1)    Pengakhiran kehamilan  jika ukuran uterus tidak lebih dari 12 minggu kehamilan.
Persiapan:
•    Keadaan memungkinkan yaitu Hb > 10 gr%, tekanan darah baik.
•    Dilakukan pemeriksaan laboratorium, yaitu:pemeriksaan trombosit, fibrinogen, waktu pembekuan, waktu perdarahan, dan waktu protombin.
Tindakan:
•    Kuretasi vakum
•    Kuretase tajam
•    Dilatasi dan kuretasi tajam
2)    Pengakhiran kehamilan  jika ukuran uterus lebih dari 12 minggu sampai 20 minggu
•    Misoprostol 200mg intravaginal, yang dapat diulangi 1 kali 6 jam sesudah pemberian pertama.
•    Pemasangan batang laminaria 12 jam sebelumnya.
•    Kombinasi pematangan batang laminaria dengan misoprostol atau pemberian tetes oksitosin 10 IU dalam 500 cc dekstrose 5% mulai 20 tetes per menit sampai maksimal 60 tetes per menit.
Catatan: dilakukan kuretase bila masih terdapat jaringan.
3)    Pengakhiran kehamilan  jika lebih dari 20 – 28 minggu
•    Misoprostol 100 mg intravaginal, yang dapat diulangi 1 kali 6 jam sesudah pemberian pertama.
•    Pemasangan batang laminaria selama 12 jam.
•    Pemberian tetes oksitosin 5 IU dalam dekstrose 5% mulai 20 tetes per menit sampai maksimal 60 tetes per menit.
•    Kombinasi cara pertama dan ketiga untuk janin hidup maupun janin mati.
•    Kombinasi cara kedua dan ketiga untuk janin mati.

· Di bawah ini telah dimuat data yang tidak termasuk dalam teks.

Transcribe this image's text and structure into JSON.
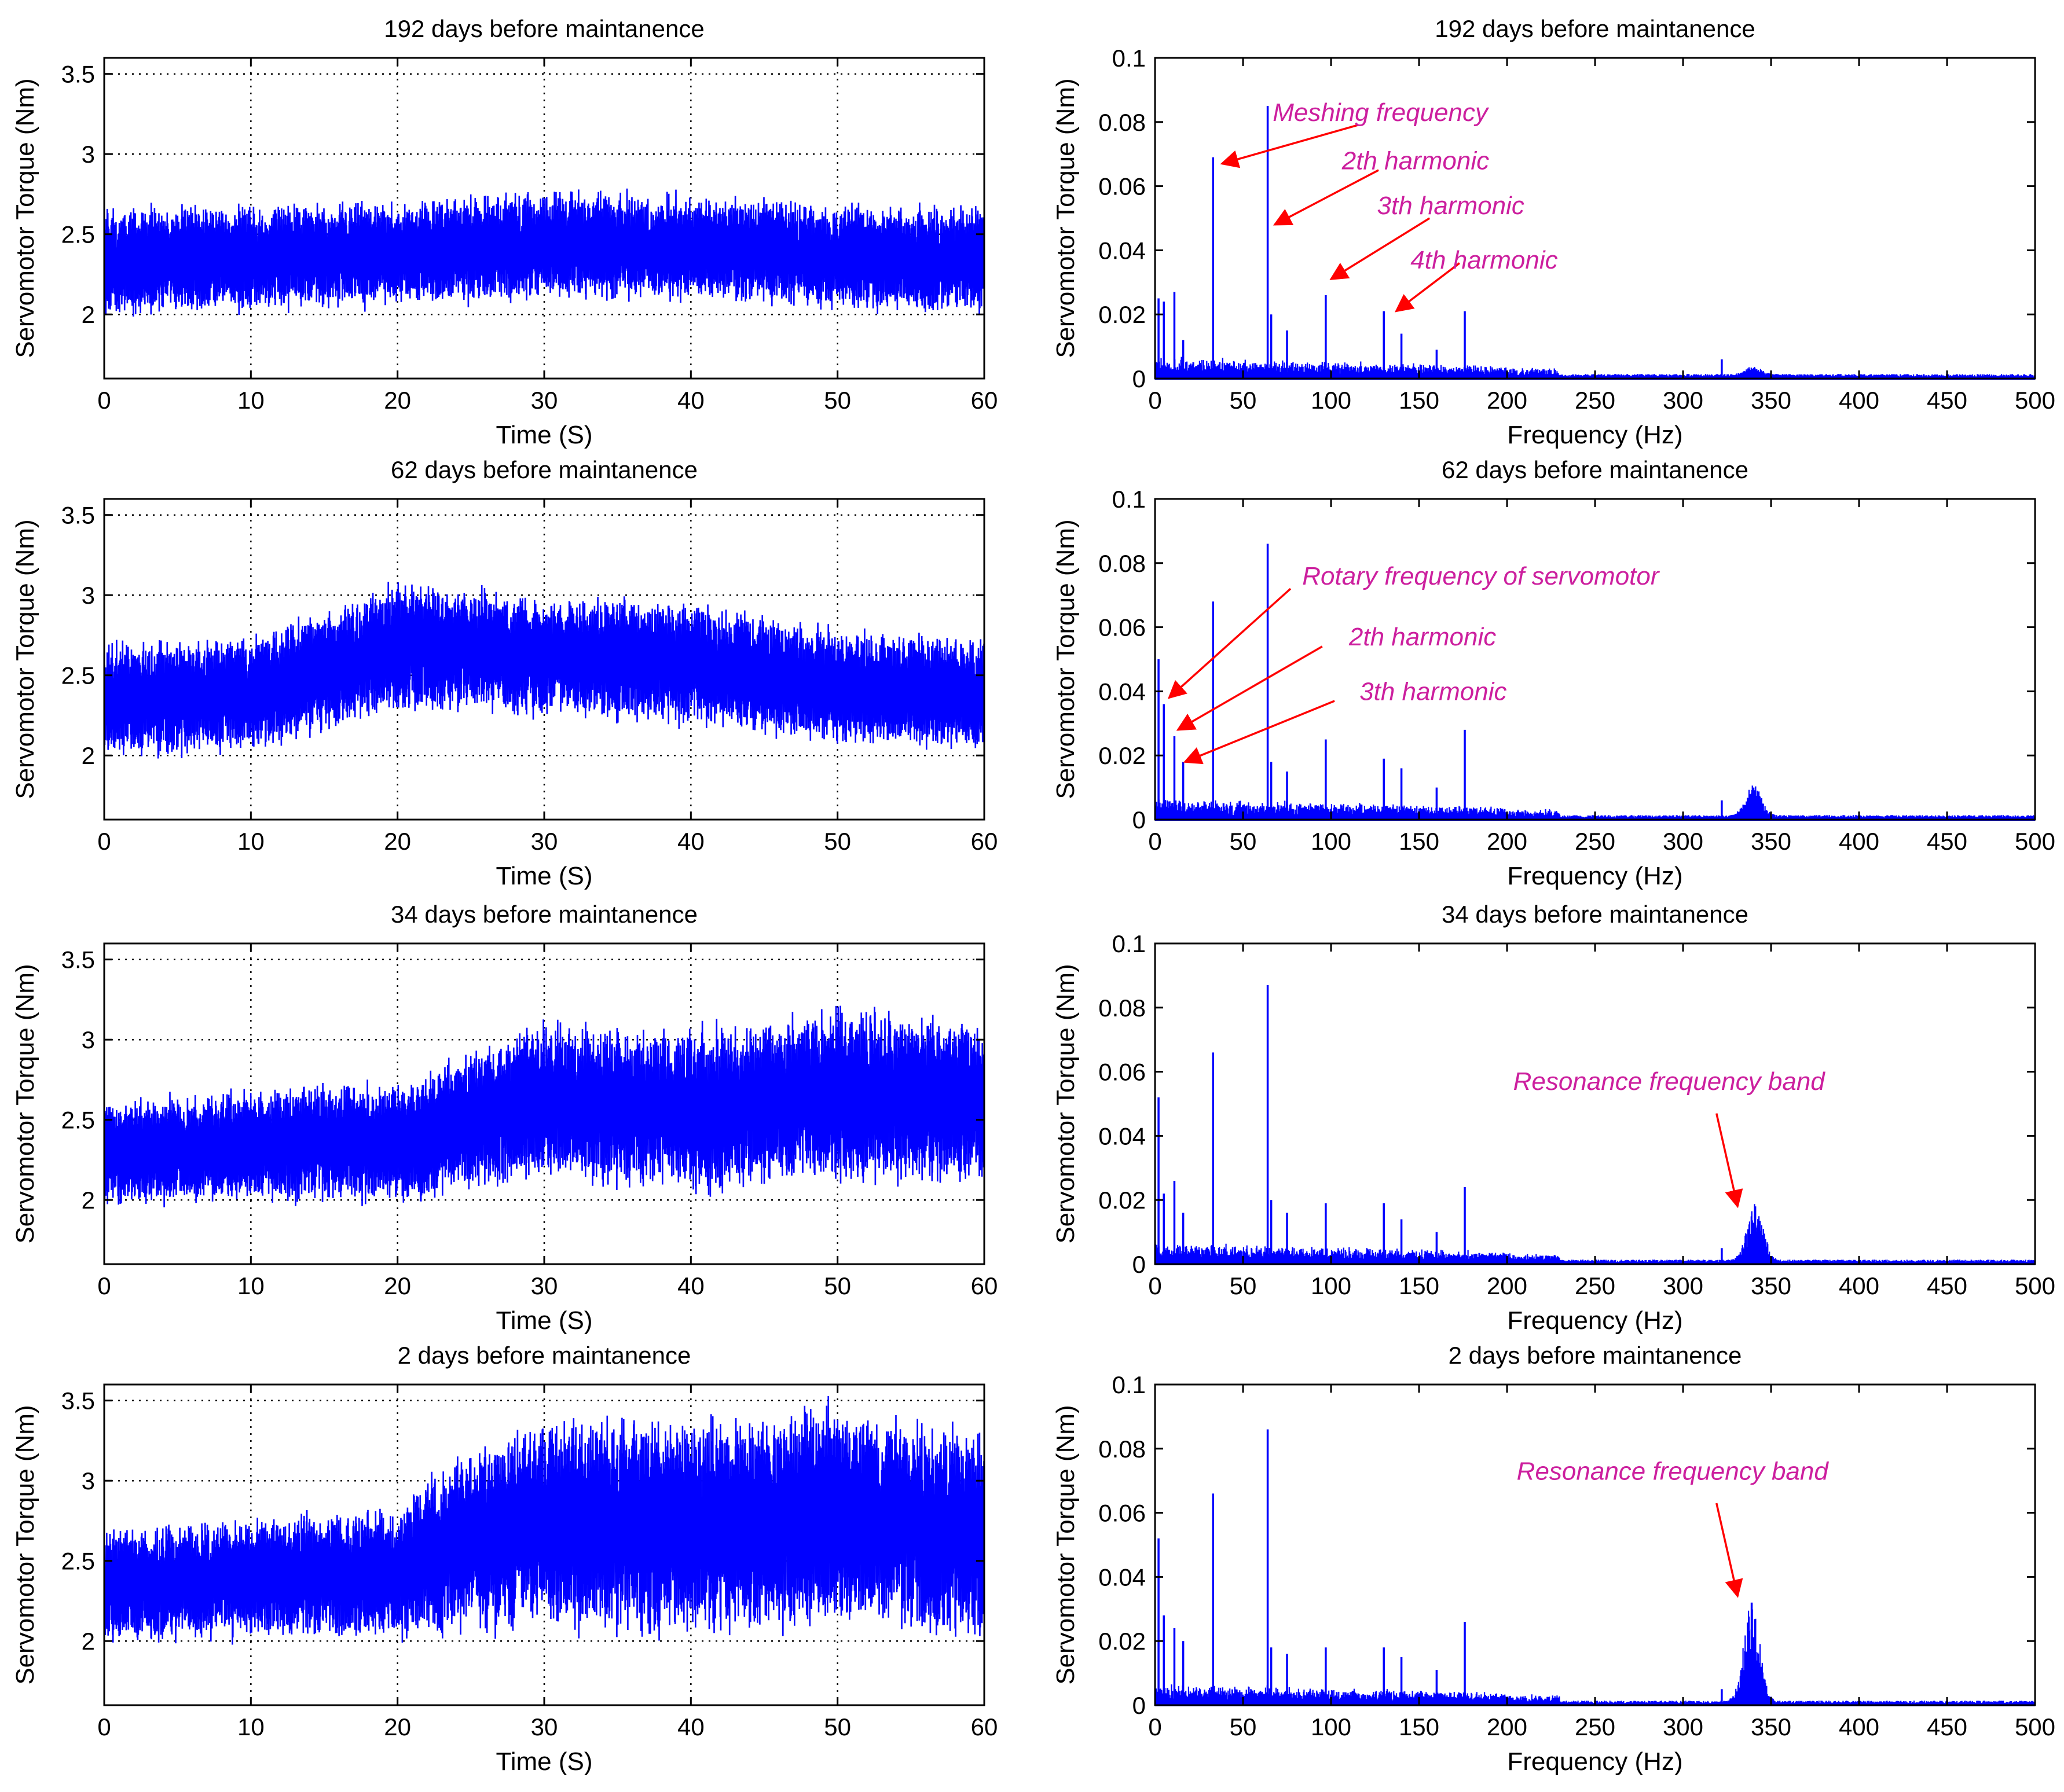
{
  "colors": {
    "signal": "#0000ff",
    "annotation_text": "#cc1f9e",
    "arrow": "#ff0000",
    "axes": "#000000",
    "grid": "#000000"
  },
  "chart_data": [
    {
      "type": "line",
      "title": "192 days before maintanence",
      "xlabel": "Time (S)",
      "ylabel": "Servomotor Torque (Nm)",
      "xlim": [
        0,
        60
      ],
      "ylim": [
        1.6,
        3.6
      ],
      "xticks": [
        "0",
        "10",
        "20",
        "30",
        "40",
        "50",
        "60"
      ],
      "xtick_values": [
        0,
        10,
        20,
        30,
        40,
        50,
        60
      ],
      "yticks": [
        "2",
        "2.5",
        "3",
        "3.5"
      ],
      "ytick_values": [
        2,
        2.5,
        3,
        3.5
      ],
      "grid": true,
      "series": [
        {
          "trend_x": [
            0,
            10,
            20,
            30,
            40,
            50,
            60
          ],
          "trend_y": [
            2.33,
            2.36,
            2.38,
            2.44,
            2.42,
            2.36,
            2.34
          ],
          "spread": [
            0.3,
            0.3,
            0.3,
            0.3,
            0.3,
            0.3,
            0.3
          ]
        }
      ],
      "annotations": []
    },
    {
      "type": "line",
      "title": "192 days before maintanence",
      "xlabel": "Frequency (Hz)",
      "ylabel": "Servomotor Torque (Nm)",
      "xlim": [
        0,
        500
      ],
      "ylim": [
        0,
        0.1
      ],
      "xticks": [
        "0",
        "50",
        "100",
        "150",
        "200",
        "250",
        "300",
        "350",
        "400",
        "450",
        "500"
      ],
      "xtick_values": [
        0,
        50,
        100,
        150,
        200,
        250,
        300,
        350,
        400,
        450,
        500
      ],
      "yticks": [
        "0",
        "0.02",
        "0.04",
        "0.06",
        "0.08",
        "0.1"
      ],
      "ytick_values": [
        0,
        0.02,
        0.04,
        0.06,
        0.08,
        0.1
      ],
      "grid": false,
      "series": [
        {
          "peaks_x": [
            2,
            5,
            11,
            16,
            33,
            64,
            66,
            75,
            97,
            130,
            140,
            160,
            176,
            322,
            340
          ],
          "peaks_y": [
            0.025,
            0.024,
            0.027,
            0.012,
            0.069,
            0.085,
            0.02,
            0.015,
            0.026,
            0.021,
            0.014,
            0.009,
            0.021,
            0.006,
            0.003
          ]
        }
      ],
      "annotations": [
        {
          "text": "Meshing frequency",
          "text_x": 128,
          "text_y": 0.083,
          "arrow_from": [
            115,
            0.079
          ],
          "arrow_to": [
            38,
            0.067
          ]
        },
        {
          "text": "2th harmonic",
          "text_x": 148,
          "text_y": 0.068,
          "arrow_from": [
            127,
            0.065
          ],
          "arrow_to": [
            68,
            0.048
          ]
        },
        {
          "text": "3th harmonic",
          "text_x": 168,
          "text_y": 0.054,
          "arrow_from": [
            156,
            0.05
          ],
          "arrow_to": [
            100,
            0.031
          ]
        },
        {
          "text": "4th harmonic",
          "text_x": 187,
          "text_y": 0.037,
          "arrow_from": [
            173,
            0.036
          ],
          "arrow_to": [
            137,
            0.021
          ]
        }
      ]
    },
    {
      "type": "line",
      "title": "62 days before maintanence",
      "xlabel": "Time (S)",
      "ylabel": "Servomotor Torque (Nm)",
      "xlim": [
        0,
        60
      ],
      "ylim": [
        1.6,
        3.6
      ],
      "xticks": [
        "0",
        "10",
        "20",
        "30",
        "40",
        "50",
        "60"
      ],
      "xtick_values": [
        0,
        10,
        20,
        30,
        40,
        50,
        60
      ],
      "yticks": [
        "2",
        "2.5",
        "3",
        "3.5"
      ],
      "ytick_values": [
        2,
        2.5,
        3,
        3.5
      ],
      "grid": true,
      "series": [
        {
          "trend_x": [
            0,
            10,
            20,
            30,
            40,
            50,
            60
          ],
          "trend_y": [
            2.35,
            2.38,
            2.68,
            2.62,
            2.58,
            2.42,
            2.38
          ],
          "spread": [
            0.32,
            0.32,
            0.36,
            0.34,
            0.34,
            0.33,
            0.32
          ]
        }
      ],
      "annotations": []
    },
    {
      "type": "line",
      "title": "62 days before maintanence",
      "xlabel": "Frequency (Hz)",
      "ylabel": "Servomotor Torque (Nm)",
      "xlim": [
        0,
        500
      ],
      "ylim": [
        0,
        0.1
      ],
      "xticks": [
        "0",
        "50",
        "100",
        "150",
        "200",
        "250",
        "300",
        "350",
        "400",
        "450",
        "500"
      ],
      "xtick_values": [
        0,
        50,
        100,
        150,
        200,
        250,
        300,
        350,
        400,
        450,
        500
      ],
      "yticks": [
        "0",
        "0.02",
        "0.04",
        "0.06",
        "0.08",
        "0.1"
      ],
      "ytick_values": [
        0,
        0.02,
        0.04,
        0.06,
        0.08,
        0.1
      ],
      "grid": false,
      "series": [
        {
          "peaks_x": [
            2,
            5,
            11,
            16,
            33,
            64,
            66,
            75,
            97,
            130,
            140,
            160,
            176,
            322,
            340
          ],
          "peaks_y": [
            0.05,
            0.036,
            0.026,
            0.018,
            0.068,
            0.086,
            0.018,
            0.015,
            0.025,
            0.019,
            0.016,
            0.01,
            0.028,
            0.006,
            0.01
          ]
        }
      ],
      "annotations": [
        {
          "text": "Rotary frequency of servomotor",
          "text_x": 185,
          "text_y": 0.076,
          "arrow_from": [
            77,
            0.072
          ],
          "arrow_to": [
            8,
            0.038
          ]
        },
        {
          "text": "2th harmonic",
          "text_x": 152,
          "text_y": 0.057,
          "arrow_from": [
            95,
            0.054
          ],
          "arrow_to": [
            13,
            0.028
          ]
        },
        {
          "text": "3th harmonic",
          "text_x": 158,
          "text_y": 0.04,
          "arrow_from": [
            102,
            0.037
          ],
          "arrow_to": [
            17,
            0.018
          ]
        }
      ]
    },
    {
      "type": "line",
      "title": "34 days before maintanence",
      "xlabel": "Time (S)",
      "ylabel": "Servomotor Torque (Nm)",
      "xlim": [
        0,
        60
      ],
      "ylim": [
        1.6,
        3.6
      ],
      "xticks": [
        "0",
        "10",
        "20",
        "30",
        "40",
        "50",
        "60"
      ],
      "xtick_values": [
        0,
        10,
        20,
        30,
        40,
        50,
        60
      ],
      "yticks": [
        "2",
        "2.5",
        "3",
        "3.5"
      ],
      "ytick_values": [
        2,
        2.5,
        3,
        3.5
      ],
      "grid": true,
      "series": [
        {
          "trend_x": [
            0,
            10,
            20,
            30,
            40,
            50,
            60
          ],
          "trend_y": [
            2.3,
            2.34,
            2.36,
            2.62,
            2.55,
            2.66,
            2.6
          ],
          "spread": [
            0.3,
            0.32,
            0.34,
            0.44,
            0.46,
            0.5,
            0.46
          ]
        }
      ],
      "annotations": []
    },
    {
      "type": "line",
      "title": "34 days before maintanence",
      "xlabel": "Frequency (Hz)",
      "ylabel": "Servomotor Torque (Nm)",
      "xlim": [
        0,
        500
      ],
      "ylim": [
        0,
        0.1
      ],
      "xticks": [
        "0",
        "50",
        "100",
        "150",
        "200",
        "250",
        "300",
        "350",
        "400",
        "450",
        "500"
      ],
      "xtick_values": [
        0,
        50,
        100,
        150,
        200,
        250,
        300,
        350,
        400,
        450,
        500
      ],
      "yticks": [
        "0",
        "0.02",
        "0.04",
        "0.06",
        "0.08",
        "0.1"
      ],
      "ytick_values": [
        0,
        0.02,
        0.04,
        0.06,
        0.08,
        0.1
      ],
      "grid": false,
      "series": [
        {
          "peaks_x": [
            2,
            5,
            11,
            16,
            33,
            64,
            66,
            75,
            97,
            130,
            140,
            160,
            176,
            322,
            341
          ],
          "peaks_y": [
            0.052,
            0.022,
            0.026,
            0.016,
            0.066,
            0.087,
            0.02,
            0.016,
            0.019,
            0.019,
            0.014,
            0.01,
            0.024,
            0.005,
            0.018
          ]
        }
      ],
      "annotations": [
        {
          "text": "Resonance frequency band",
          "text_x": 292,
          "text_y": 0.057,
          "arrow_from": [
            319,
            0.047
          ],
          "arrow_to": [
            331,
            0.018
          ]
        }
      ]
    },
    {
      "type": "line",
      "title": "2 days before maintanence",
      "xlabel": "Time (S)",
      "ylabel": "Servomotor Torque (Nm)",
      "xlim": [
        0,
        60
      ],
      "ylim": [
        1.6,
        3.6
      ],
      "xticks": [
        "0",
        "10",
        "20",
        "30",
        "40",
        "50",
        "60"
      ],
      "xtick_values": [
        0,
        10,
        20,
        30,
        40,
        50,
        60
      ],
      "yticks": [
        "2",
        "2.5",
        "3",
        "3.5"
      ],
      "ytick_values": [
        2,
        2.5,
        3,
        3.5
      ],
      "grid": true,
      "series": [
        {
          "trend_x": [
            0,
            10,
            20,
            22,
            30,
            40,
            50,
            60
          ],
          "trend_y": [
            2.34,
            2.4,
            2.42,
            2.55,
            2.75,
            2.7,
            2.78,
            2.65
          ],
          "spread": [
            0.32,
            0.34,
            0.36,
            0.46,
            0.6,
            0.62,
            0.62,
            0.6
          ]
        }
      ],
      "annotations": []
    },
    {
      "type": "line",
      "title": "2 days before maintanence",
      "xlabel": "Frequency (Hz)",
      "ylabel": "Servomotor Torque (Nm)",
      "xlim": [
        0,
        500
      ],
      "ylim": [
        0,
        0.1
      ],
      "xticks": [
        "0",
        "50",
        "100",
        "150",
        "200",
        "250",
        "300",
        "350",
        "400",
        "450",
        "500"
      ],
      "xtick_values": [
        0,
        50,
        100,
        150,
        200,
        250,
        300,
        350,
        400,
        450,
        500
      ],
      "yticks": [
        "0",
        "0.02",
        "0.04",
        "0.06",
        "0.08",
        "0.1"
      ],
      "ytick_values": [
        0,
        0.02,
        0.04,
        0.06,
        0.08,
        0.1
      ],
      "grid": false,
      "series": [
        {
          "peaks_x": [
            2,
            5,
            11,
            16,
            33,
            64,
            66,
            75,
            97,
            130,
            140,
            160,
            176,
            322,
            339
          ],
          "peaks_y": [
            0.052,
            0.028,
            0.024,
            0.02,
            0.066,
            0.086,
            0.018,
            0.016,
            0.018,
            0.018,
            0.015,
            0.011,
            0.026,
            0.005,
            0.032
          ]
        }
      ],
      "annotations": [
        {
          "text": "Resonance frequency band",
          "text_x": 294,
          "text_y": 0.073,
          "arrow_from": [
            319,
            0.063
          ],
          "arrow_to": [
            331,
            0.034
          ]
        }
      ]
    }
  ]
}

Catatan: dilakukakan histerotomi bila upaya melairkan pervaginam dianggap tidak berhasil atau atas indikasi ibu, dengan sepengetahuan konsulen.
4)    Pengakhiran kehamilan  jika lebih dari 28 minggu kehamilan
•    Misoprostol 50 mg intravaginal, yang dapat diulangi 1 kali 6 jam sesudah pemberian pertama.
•    Pemasangan metrolisa 100 cc 12 jam sebelum induksi untuk pematangan serviks (tidak efektif bila dilakukan pada KPD).
•    Pemberian tetes oksitosin 5 IU dalam dekstrose 5% mulai 20 tetes per menit sampai maksimal 60 tetes untuk primi dan multigravida, 40 tetes untuk grande multigravida sebanyak 2 labu.
•    Kombinasi ketiga cara diatas.
Catatan: dilakukan SC bila upaya melahirkan pervaginam tidak berhasil, atau bila didapatkan indikasi ibu maupun janin untuk menyelesaikan persalinan.

2 .periksa ulangan (follow up)
Dilakukan kunjungan rumah pada hari ke 2, 6, 14, atau 40 hari. Dilakukan pemeriksaan nifas seperti biasa. Mengkaji ulang tentang keadaan psikologis, keadaan laktasi (penghentian ASI), dan penggunaan alat kontrasepsi.